Pilkades Berpotensi Konflik

Pilkades Berpotensi Konflik

  Senin, 15 Agustus 2016 09:17
UJANG SAID: Panen madu di Desa Ujang Said sekitar 2 tahun lalu. Salah satu desa di Kecamatan Jongkong tersebut pada tahun ini juga bakal menggelar pilkades. Muncul kekhawatiran akan konflik dalam perhelatan tersebut. KAPUASHULU.GO.ID

Berita Terkait

JONGKONG – Masalah peryaratan domisili dan SARA menjadi isu yang berpotensi menimbulkan konflik dalam pemilihan kepala desa (pilkades) secara serentak di Bumi Uncak Kapuas. Potensi itu bisa terjadi di Kecamatan Jongkong. Bahkan hal itu diakui betul kepala Kecamatan (Camat) Jongkong, Walidat.

 
Untuk mengantisipasi hal itu, Camat Jongkong telah berupaya sejak dini, melakukan langkah-langkah antisipasi dan pencegahan, sehingga kekhawatiran tersebut tak terjadi. Walidat menjelaskan, di kecamatan yang dipimpinnya tersebut, empat desa akan menggelar Pilkades serentak tahun 2016 ini. Keempat desa tersebut yakni Desa Jongkong Pasar (Jopa), Desa Jongkong Kiri (Joki) Hulu, Desa Ujung Said, dan Desa Nanga Temenang. "Desa yang rawan konflik pada Pilkades serentak 2016 ini, yakni Desa Jopa, Desa Nanga Temenang, dan Ujung Said," terangnya Sabtu (13/08).

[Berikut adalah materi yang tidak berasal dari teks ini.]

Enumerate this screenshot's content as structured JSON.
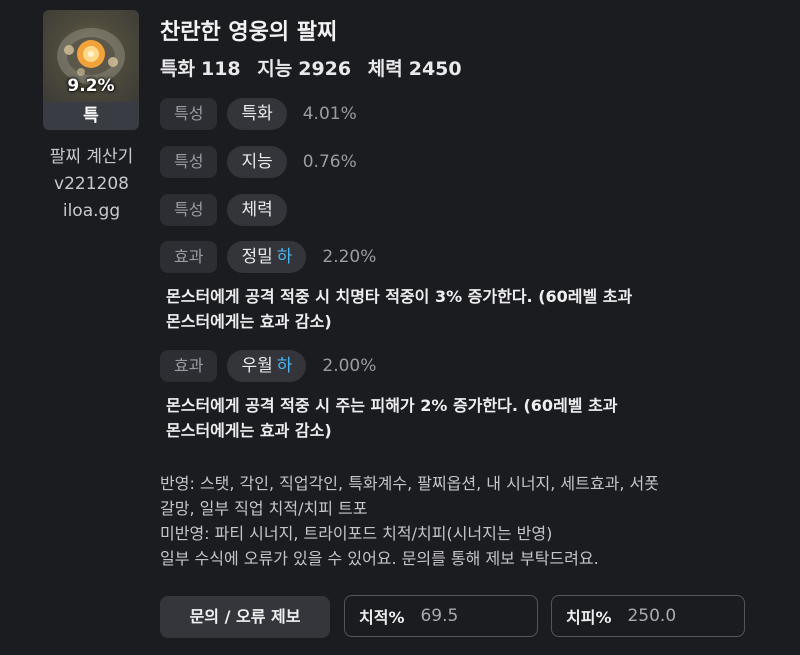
{
  "item": {
    "percent": "9.2%",
    "grade": "특",
    "title": "찬란한 영웅의 팔찌",
    "image_icon": "bracelet-icon"
  },
  "calculator": {
    "name": "팔찌 계산기",
    "version": "v221208",
    "site": "iloa.gg"
  },
  "stats": [
    {
      "name": "특화",
      "value": "118"
    },
    {
      "name": "지능",
      "value": "2926"
    },
    {
      "name": "체력",
      "value": "2450"
    }
  ],
  "attributes": [
    {
      "type": "특성",
      "name": "특화",
      "grade": "",
      "value": "4.01%"
    },
    {
      "type": "특성",
      "name": "지능",
      "grade": "",
      "value": "0.76%"
    },
    {
      "type": "특성",
      "name": "체력",
      "grade": "",
      "value": ""
    },
    {
      "type": "효과",
      "name": "정밀",
      "grade": "하",
      "value": "2.20%",
      "desc_lines": [
        "몬스터에게 공격 적중 시 치명타 적중이 3% 증가한다. (60레벨 초과",
        "몬스터에게는 효과 감소)"
      ]
    },
    {
      "type": "효과",
      "name": "우월",
      "grade": "하",
      "value": "2.00%",
      "desc_lines": [
        "몬스터에게 공격 적중 시 주는 피해가 2% 증가한다. (60레벨 초과",
        "몬스터에게는 효과 감소)"
      ]
    }
  ],
  "notes": [
    "반영: 스탯, 각인, 직업각인, 특화계수, 팔찌옵션, 내 시너지, 세트효과, 서폿",
    "갈망, 일부 직업 치적/치피 트포",
    "미반영: 파티 시너지, 트라이포드 치적/치피(시너지는 반영)",
    "일부 수식에 오류가 있을 수 있어요. 문의를 통해 제보 부탁드려요."
  ],
  "footer": {
    "report_label": "문의 / 오류 제보",
    "crit_rate_label": "치적%",
    "crit_rate_value": "69.5",
    "crit_dmg_label": "치피%",
    "crit_dmg_value": "250.0"
  },
  "colors": {
    "background": "#1b1c20",
    "grade_accent": "#4db4f0"
  }
}
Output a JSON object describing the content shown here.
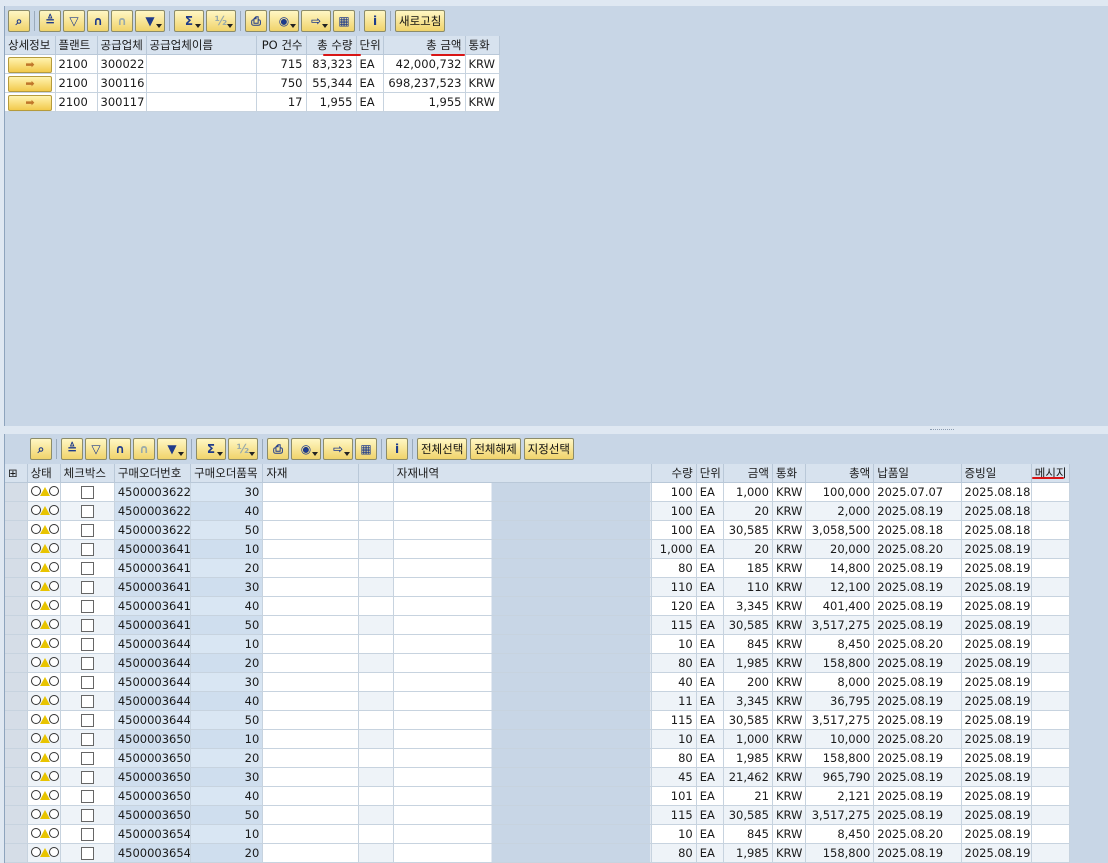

Dikatakannya, pemetaan potensi konflik tersebut berdasarkan hasil dari beberapa pengamatan yang mereka lakukan. Seperti, dimisalkan dia, adanya upaya dari bakal calon (balon) tertentu yang mencoba untuk menggugurkan salah satu balon, agar tidak dilakukan tes di kabupaten. Karena, diungkapkan dia, berdasarkan aturannya, bila balon yang mendaftar sampai lima orang, maka akan dilakukan tes lagi di kabupaten. “Dan itu merupakan ketentuan mutlak!” tandasnya.

Jadi, sambung Walidat, mereka pun berusaha agar calon hanya empat orang. Selain itu, dia menambahkan, tim sukses tertentu sudah mulai memainkan isu SARA. Isu tersebut, menurut dia, dihembuskan lantaran ada salah seorang balon mencalonkan diri dan mendapat dukungan luas. Akibatnya, dia menambahkan, potensi yang bersangkutan untuk memenangkan Pilkades 2016 ini sangat besar. “Mudah-mudahan hal seperti itu tak terjadi, sehingga pilkades bisa lancar,” harap dia.

Selain itu, dia juga memperkirakan akan ada permainan politik uang (money politic) dan balon lain tidak mau mendaftarkan diri, dikarenakan petahana mencalonkan diri kembali. Sehingga, dia menambahkan, bila hanya ada satu balon, maka pilkades tidak bisa dilaksanakan. “Jika terjadi konflik  memang tidak ada sanksi. Hanya saja dalam penilaian mereka pesta demokrasi yang dilaksanakan tak berjalan dengan baik,” ucapnya.

"Pilkades ini masih terbawa-bawa dendam Pilkada yang lalu, di mana timses nomor urut satu dan dua sama-sama mengusung figur yang dijagokan mereka," katanya. Untuk mengantisipasi terjadinya potensi konflik tersebut, pihaknnya telah meminta kepada para panitia Pilkades 2016, agar berpijak pada aturan dan pedoman yang ada, dalam setiap tahapan Pilkades yang dilaksanakan.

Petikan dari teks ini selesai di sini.